New Delhi: Scientists have long been puzzled by over a million years of missing geologic record, known as the Great Unconformity. Sedimentary rocks from the Cambrian period, from about 500 million years ago, sit directly on top of much older igneous and metamorphic rocks, often called the crystalline basement. The gap represents the erosion of the older rocks, and the lack of new sedimentary deposits. What geologic processes resulted in the Great Unconformity has been a topic of debate between scientists. Two main theories have been proposed, one attributes the erosion to glaciation during a ‘Snowball Earth’ phase during the icy Cryogenian Period about 700 million years ago, while the other identifies the cause as tectonic uplift from the formation and breakup of supercontinents.
New research now supports the latter hypothesis. A study published in the Proceedings of the National Academy of Sciences (PNAS) concludes that the tectonic forces associated with supercontinent formation is largely responsible for the Great Unconformity. The team collected samples of the ancient crystalline basement rock from five sites across North China including from the fringes and edges of an ancient piece of the Earth’s crust, known as a craton. The age difference between the basement rocks and the overlying Cambrian layers is much smaller in the fringes, with the gap widening towards the core regions of the craton.

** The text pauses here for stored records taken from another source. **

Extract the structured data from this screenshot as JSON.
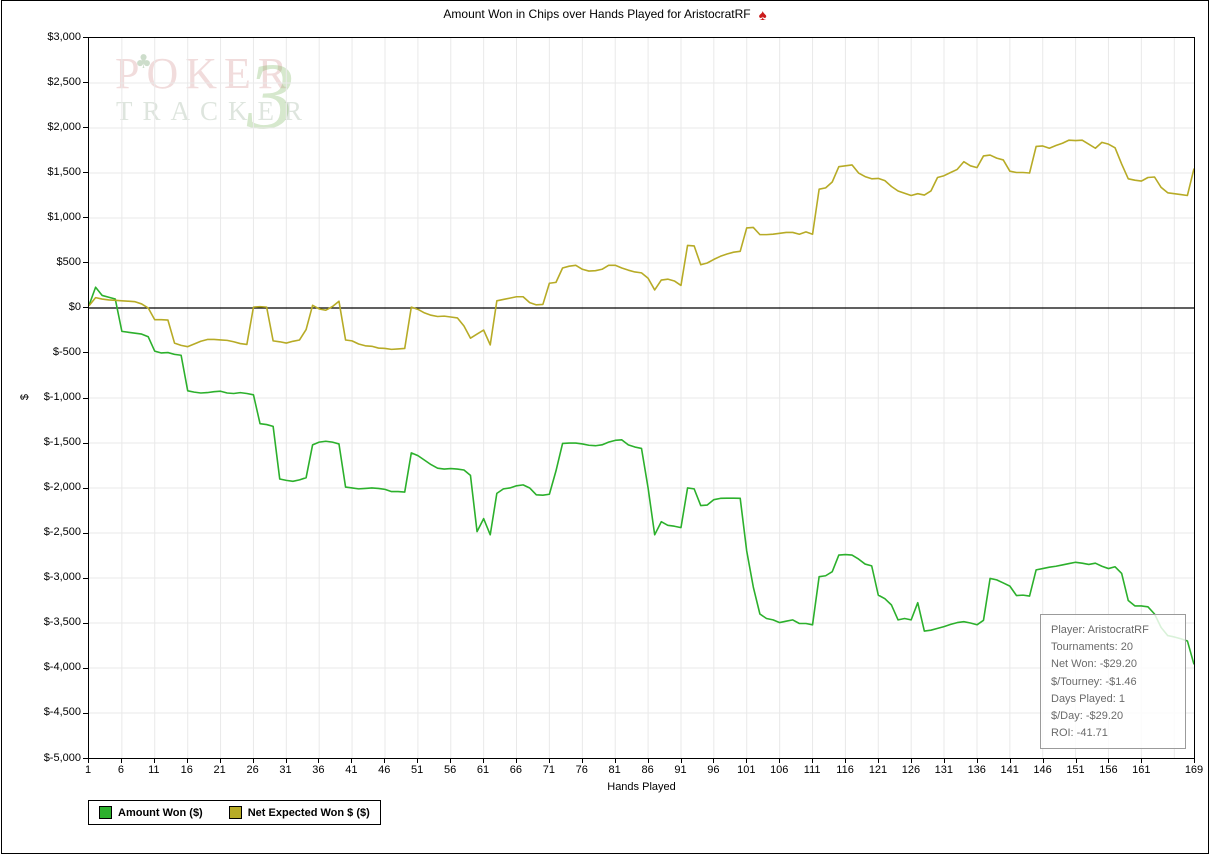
{
  "title": "Amount Won in Chips over Hands Played for AristocratRF",
  "icons": {
    "spade": "♠",
    "club": "♣"
  },
  "watermark": {
    "line1": "POKER",
    "line2": "TRACKER",
    "badge": "3"
  },
  "legend": [
    {
      "label": "Amount Won ($)",
      "color": "#2cb02c"
    },
    {
      "label": "Net Expected Won $ ($)",
      "color": "#b7ab26"
    }
  ],
  "info_box": {
    "lines": [
      "Player: AristocratRF",
      "Tournaments: 20",
      "Net Won: -$29.20",
      "$/Tourney: -$1.46",
      "Days Played: 1",
      "$/Day: -$29.20",
      "ROI: -41.71"
    ]
  },
  "chart_data": {
    "type": "line",
    "title": "Amount Won in Chips over Hands Played for AristocratRF",
    "xlabel": "Hands Played",
    "ylabel": "$",
    "xlim": [
      1,
      169
    ],
    "ylim": [
      -5000,
      3000
    ],
    "grid": true,
    "legend_position": "bottom-left",
    "colors": {
      "grid": "#e9e9e9",
      "axis": "#000000",
      "zero_line": "#000000"
    },
    "x_ticks": [
      {
        "v": 1,
        "label": "1"
      },
      {
        "v": 6,
        "label": "6"
      },
      {
        "v": 11,
        "label": "11"
      },
      {
        "v": 16,
        "label": "16"
      },
      {
        "v": 21,
        "label": "21"
      },
      {
        "v": 26,
        "label": "26"
      },
      {
        "v": 31,
        "label": "31"
      },
      {
        "v": 36,
        "label": "36"
      },
      {
        "v": 41,
        "label": "41"
      },
      {
        "v": 46,
        "label": "46"
      },
      {
        "v": 51,
        "label": "51"
      },
      {
        "v": 56,
        "label": "56"
      },
      {
        "v": 61,
        "label": "61"
      },
      {
        "v": 66,
        "label": "66"
      },
      {
        "v": 71,
        "label": "71"
      },
      {
        "v": 76,
        "label": "76"
      },
      {
        "v": 81,
        "label": "81"
      },
      {
        "v": 86,
        "label": "86"
      },
      {
        "v": 91,
        "label": "91"
      },
      {
        "v": 96,
        "label": "96"
      },
      {
        "v": 101,
        "label": "101"
      },
      {
        "v": 106,
        "label": "106"
      },
      {
        "v": 111,
        "label": "111"
      },
      {
        "v": 116,
        "label": "116"
      },
      {
        "v": 121,
        "label": "121"
      },
      {
        "v": 126,
        "label": "126"
      },
      {
        "v": 131,
        "label": "131"
      },
      {
        "v": 136,
        "label": "136"
      },
      {
        "v": 141,
        "label": "141"
      },
      {
        "v": 146,
        "label": "146"
      },
      {
        "v": 151,
        "label": "151"
      },
      {
        "v": 156,
        "label": "156"
      },
      {
        "v": 161,
        "label": "161"
      },
      {
        "v": 169,
        "label": "169"
      }
    ],
    "y_ticks": [
      {
        "v": 3000,
        "label": "$3,000"
      },
      {
        "v": 2500,
        "label": "$2,500"
      },
      {
        "v": 2000,
        "label": "$2,000"
      },
      {
        "v": 1500,
        "label": "$1,500"
      },
      {
        "v": 1000,
        "label": "$1,000"
      },
      {
        "v": 500,
        "label": "$500"
      },
      {
        "v": 0,
        "label": "$0"
      },
      {
        "v": -500,
        "label": "$-500"
      },
      {
        "v": -1000,
        "label": "$-1,000"
      },
      {
        "v": -1500,
        "label": "$-1,500"
      },
      {
        "v": -2000,
        "label": "$-2,000"
      },
      {
        "v": -2500,
        "label": "$-2,500"
      },
      {
        "v": -3000,
        "label": "$-3,000"
      },
      {
        "v": -3500,
        "label": "$-3,500"
      },
      {
        "v": -4000,
        "label": "$-4,000"
      },
      {
        "v": -4500,
        "label": "$-4,500"
      },
      {
        "v": -5000,
        "label": "$-5,000"
      }
    ],
    "x_gridline_step": 5,
    "y_gridline_step": 500,
    "series": [
      {
        "name": "Amount Won ($)",
        "color": "#2cb02c",
        "x_start": 1,
        "values": [
          30,
          230,
          140,
          120,
          100,
          -260,
          -270,
          -280,
          -290,
          -320,
          -480,
          -500,
          -495,
          -515,
          -525,
          -920,
          -935,
          -945,
          -940,
          -930,
          -925,
          -945,
          -950,
          -940,
          -950,
          -965,
          -1285,
          -1295,
          -1315,
          -1900,
          -1915,
          -1925,
          -1910,
          -1885,
          -1520,
          -1490,
          -1480,
          -1490,
          -1510,
          -1990,
          -2000,
          -2010,
          -2005,
          -2000,
          -2005,
          -2015,
          -2040,
          -2040,
          -2045,
          -1610,
          -1640,
          -1690,
          -1740,
          -1780,
          -1790,
          -1785,
          -1790,
          -1800,
          -1860,
          -2485,
          -2340,
          -2520,
          -2060,
          -2010,
          -2000,
          -1975,
          -1965,
          -2000,
          -2075,
          -2080,
          -2070,
          -1810,
          -1505,
          -1500,
          -1500,
          -1510,
          -1525,
          -1530,
          -1520,
          -1490,
          -1470,
          -1465,
          -1520,
          -1545,
          -1560,
          -2000,
          -2520,
          -2375,
          -2415,
          -2425,
          -2440,
          -2000,
          -2010,
          -2195,
          -2190,
          -2130,
          -2115,
          -2113,
          -2113,
          -2115,
          -2700,
          -3100,
          -3400,
          -3450,
          -3465,
          -3495,
          -3480,
          -3465,
          -3505,
          -3505,
          -3520,
          -2985,
          -2975,
          -2930,
          -2745,
          -2740,
          -2745,
          -2790,
          -2845,
          -2865,
          -3190,
          -3230,
          -3300,
          -3465,
          -3450,
          -3465,
          -3275,
          -3590,
          -3580,
          -3560,
          -3540,
          -3515,
          -3495,
          -3485,
          -3500,
          -3520,
          -3470,
          -3005,
          -3020,
          -3055,
          -3090,
          -3195,
          -3190,
          -3200,
          -2910,
          -2895,
          -2880,
          -2870,
          -2855,
          -2840,
          -2825,
          -2835,
          -2850,
          -2835,
          -2870,
          -2895,
          -2875,
          -2950,
          -3250,
          -3310,
          -3310,
          -3320,
          -3400,
          -3550,
          -3640,
          -3655,
          -3675,
          -3700,
          -3960
        ]
      },
      {
        "name": "Net Expected Won $ ($)",
        "color": "#b7ab26",
        "x_start": 1,
        "values": [
          25,
          115,
          100,
          90,
          85,
          80,
          75,
          70,
          45,
          0,
          -130,
          -130,
          -135,
          -390,
          -415,
          -430,
          -400,
          -370,
          -350,
          -350,
          -355,
          -360,
          -375,
          -395,
          -405,
          10,
          15,
          10,
          -365,
          -375,
          -390,
          -370,
          -355,
          -240,
          30,
          -10,
          -25,
          15,
          75,
          -355,
          -365,
          -400,
          -420,
          -425,
          -445,
          -450,
          -460,
          -455,
          -450,
          10,
          -15,
          -55,
          -80,
          -95,
          -90,
          -100,
          -110,
          -200,
          -335,
          -290,
          -245,
          -410,
          80,
          95,
          110,
          125,
          125,
          60,
          35,
          40,
          275,
          285,
          445,
          465,
          475,
          430,
          410,
          415,
          430,
          475,
          475,
          445,
          420,
          400,
          390,
          330,
          200,
          310,
          320,
          300,
          250,
          695,
          690,
          480,
          500,
          540,
          575,
          600,
          620,
          630,
          890,
          895,
          815,
          815,
          820,
          830,
          840,
          840,
          820,
          845,
          820,
          1320,
          1335,
          1400,
          1570,
          1580,
          1590,
          1500,
          1460,
          1435,
          1440,
          1415,
          1350,
          1300,
          1275,
          1250,
          1270,
          1255,
          1300,
          1450,
          1470,
          1505,
          1540,
          1625,
          1580,
          1560,
          1690,
          1700,
          1665,
          1645,
          1520,
          1505,
          1505,
          1500,
          1795,
          1800,
          1775,
          1805,
          1830,
          1865,
          1860,
          1865,
          1820,
          1775,
          1840,
          1820,
          1780,
          1600,
          1435,
          1420,
          1410,
          1450,
          1455,
          1340,
          1280,
          1270,
          1260,
          1250,
          1550
        ]
      }
    ]
  }
}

Glacial erosion did not have a major role in the Great Unconformity
The researchers used mineral data, statistical models and thermochronology dating methods to understand the processes that led to the Great Unconformity. The data did not showed a pulse of rapid cooling during the Cryogenian ice ages, with the data suggesting minimal glacial erosion in the interior of the craton. The researchers also compared temperature records with Laurentia, Baltica and Amazonia cratons, which all showed a similar pattern of increased uplift and erosion occurring before about 1.6 billion years ago. The new findings suggest that much of the erosion beneath the Great Unconformity occurred over long periods of tectonic activity, rather than a single glaciation event.